You can give me all the **** you want for not having kids but even so, I'm around a lot of kids a lot of the time. I have observed the differences. It starts with the parents.

Well, since this thread apparently isn't being locked yet, I would like to sincerely say that I wish there were a "DISlike" button. I have wished that for other posts, but this is one of the most offensive.
 
Definitely agree with you there. We were making special food for our kids for a while at dinner time. They were refusing to eat the food I cooked for my husband and myself, and I fell into that "I'd rather them eat something than go to bed hungry" nonsense, so I would make them "kid food." I stopped doing that about a year ago. That's so dumb!!! First of all, the "kid food" wasn't very healthy or nutritious. Secondly, life's hard, then you die. Get over it. You go to someone else's house, do you think their mom is going to cook something special for you? Nope. I'm a foster/adoptive mom, so I fell into my habit of cooking special meals with the best of intentions- I just wanted my kids to gain some weight and feel full since they really hadn't known that feeling before. But it backfired on me, and I was just creating brats. I meant well, honestly, but it wasn't a good idea.

Now they eat what we eat, and my kids try new things all the time. They used to refuse green beans, now they devour them. They used to hate spicy things and cry when I would make anything with even the slightest kick. Now they love it but go through more water at meal times. They've adapted and are eating better, and I'm proud of them for that. I honestly prefer it when we go to a restaurant and the kids' menu items don't include chicken nuggets. It forces my 6 year old in particular to try something new.

It's great that that worked for you. I have the same philosophy of not making separate meals. They eat what we eat. However, the picky two generally just choose to skip the meal (including restaurants if they don't like anything) while the non picky one continues to eat normally... What works for some does not work for all...
 
This thread has thrown me back a bunch of years! We celebrated oldest granddaughter's 10th birthday at WDW, so she could have gotten in for the child's price. But we were buying the dining plan and she ate more like an adult (grilled salmon, etc) so I declared her an adult and paid for her. Wouldn't you know, she mostly ate off the child's menu?

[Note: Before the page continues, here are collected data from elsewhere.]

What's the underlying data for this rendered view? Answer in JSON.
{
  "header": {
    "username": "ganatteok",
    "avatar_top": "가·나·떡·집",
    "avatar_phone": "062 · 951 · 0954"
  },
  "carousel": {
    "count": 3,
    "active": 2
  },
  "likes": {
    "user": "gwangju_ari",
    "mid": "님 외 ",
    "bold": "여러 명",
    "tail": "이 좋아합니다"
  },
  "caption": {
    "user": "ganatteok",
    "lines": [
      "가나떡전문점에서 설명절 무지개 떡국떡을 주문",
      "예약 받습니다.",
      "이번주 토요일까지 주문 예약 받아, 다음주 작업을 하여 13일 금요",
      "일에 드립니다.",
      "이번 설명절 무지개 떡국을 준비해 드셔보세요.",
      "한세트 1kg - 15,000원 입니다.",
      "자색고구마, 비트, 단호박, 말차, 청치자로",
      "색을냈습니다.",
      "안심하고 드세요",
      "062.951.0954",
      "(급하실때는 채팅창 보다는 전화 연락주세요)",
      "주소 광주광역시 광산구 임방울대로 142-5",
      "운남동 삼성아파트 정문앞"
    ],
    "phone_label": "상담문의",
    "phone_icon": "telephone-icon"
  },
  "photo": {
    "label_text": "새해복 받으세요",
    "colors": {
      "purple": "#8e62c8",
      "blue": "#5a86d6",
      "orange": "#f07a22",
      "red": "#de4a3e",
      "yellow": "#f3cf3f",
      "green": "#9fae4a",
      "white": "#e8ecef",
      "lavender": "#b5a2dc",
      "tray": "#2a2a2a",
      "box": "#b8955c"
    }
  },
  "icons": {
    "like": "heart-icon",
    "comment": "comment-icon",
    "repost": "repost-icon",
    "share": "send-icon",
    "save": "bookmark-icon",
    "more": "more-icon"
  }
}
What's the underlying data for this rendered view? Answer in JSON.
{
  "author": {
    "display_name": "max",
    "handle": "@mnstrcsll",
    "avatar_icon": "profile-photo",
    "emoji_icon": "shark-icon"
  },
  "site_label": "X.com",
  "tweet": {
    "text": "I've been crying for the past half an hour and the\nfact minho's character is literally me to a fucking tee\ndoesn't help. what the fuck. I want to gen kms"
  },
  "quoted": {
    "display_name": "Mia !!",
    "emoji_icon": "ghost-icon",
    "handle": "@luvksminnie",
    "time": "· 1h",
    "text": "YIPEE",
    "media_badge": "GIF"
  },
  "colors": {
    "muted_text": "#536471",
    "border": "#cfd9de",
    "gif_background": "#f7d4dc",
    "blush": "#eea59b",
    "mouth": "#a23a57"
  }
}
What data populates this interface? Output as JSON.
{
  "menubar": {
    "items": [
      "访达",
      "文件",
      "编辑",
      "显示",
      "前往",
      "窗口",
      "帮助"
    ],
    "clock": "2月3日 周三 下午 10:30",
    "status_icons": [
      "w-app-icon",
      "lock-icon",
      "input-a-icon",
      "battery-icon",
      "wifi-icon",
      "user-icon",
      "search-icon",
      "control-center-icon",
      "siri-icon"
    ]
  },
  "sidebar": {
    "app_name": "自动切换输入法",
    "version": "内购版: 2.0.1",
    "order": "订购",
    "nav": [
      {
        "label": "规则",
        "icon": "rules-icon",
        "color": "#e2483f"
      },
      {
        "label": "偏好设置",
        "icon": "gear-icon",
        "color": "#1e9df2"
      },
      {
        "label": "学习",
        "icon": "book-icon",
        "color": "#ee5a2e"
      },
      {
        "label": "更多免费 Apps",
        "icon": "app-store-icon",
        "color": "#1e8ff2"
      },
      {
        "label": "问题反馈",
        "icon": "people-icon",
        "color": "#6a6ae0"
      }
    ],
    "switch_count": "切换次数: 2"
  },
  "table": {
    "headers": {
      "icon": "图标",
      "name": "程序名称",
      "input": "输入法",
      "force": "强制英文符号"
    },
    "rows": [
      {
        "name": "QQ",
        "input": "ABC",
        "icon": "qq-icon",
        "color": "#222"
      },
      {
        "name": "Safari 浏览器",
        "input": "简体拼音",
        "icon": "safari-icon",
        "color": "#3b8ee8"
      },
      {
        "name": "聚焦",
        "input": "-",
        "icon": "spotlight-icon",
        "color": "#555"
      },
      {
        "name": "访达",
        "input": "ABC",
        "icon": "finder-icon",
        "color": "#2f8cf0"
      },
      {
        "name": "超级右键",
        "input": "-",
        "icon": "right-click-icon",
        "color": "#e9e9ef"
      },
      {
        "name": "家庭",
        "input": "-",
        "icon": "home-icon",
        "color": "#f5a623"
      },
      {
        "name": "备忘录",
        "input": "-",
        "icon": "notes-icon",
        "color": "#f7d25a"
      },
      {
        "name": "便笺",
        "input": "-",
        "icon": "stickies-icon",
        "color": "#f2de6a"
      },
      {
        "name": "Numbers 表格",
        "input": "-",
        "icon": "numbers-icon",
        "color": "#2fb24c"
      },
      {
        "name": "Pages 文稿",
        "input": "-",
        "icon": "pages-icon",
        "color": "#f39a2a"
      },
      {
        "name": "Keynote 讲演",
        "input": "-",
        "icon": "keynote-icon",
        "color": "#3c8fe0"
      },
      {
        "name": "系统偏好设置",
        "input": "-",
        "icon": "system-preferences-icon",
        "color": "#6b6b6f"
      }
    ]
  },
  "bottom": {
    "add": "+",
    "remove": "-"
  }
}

Also, I was afraid she would be mortified if somebody questioned her age AFTER her actual birthday and we had to explain. She was very shy at that point of her life.
 
I think that more kids are coddled nowadays too. The sound of helicopter blades is deafening at times. However I don't see what this has to do with allergies and being on the spectrum. That has increased too but I don't see a relationship.
 
I'll jump in...

OP, think back to the first couple pages of the thread when you were getting upset because others were "judging" your decision making.
Now, think about how others are feeling as you're judging their parenting decisions. I don't care how much you're talking about "the norm" and no single person, it comes off as judgmental.

I'll leave it at that.
 
I have a 4 year old that size and have actually had arguments with people about whether or not I should pay for her ticket this summer. I keep saying "That's not the lesson I want to give my kids." But it really gets annoying when people act like there's something wrong with me for insisting on being honest.

I'm right with you. I worked for a number of years at a place that 3 different ticket prices (child, junior, adult), and I cannot begin to tell you how may "large" under 3 year olds there are in the world, and some pretty mature (moustache growing "boys" and "girls" that were more developed than I am) "juniors".

Our daughter is also quite small, always has been. And I never tried to get her in anywhere by passing her as younger than she was.
 
Ahhh look at that shiny silver thing. No. Don't bite the hook. Don't bite the hook. Must not bite the hook.

ZIIIIIIINNNNNNNNNGGGGGG. OH NO MOMMMMIE!!!!!! Trolled before her time.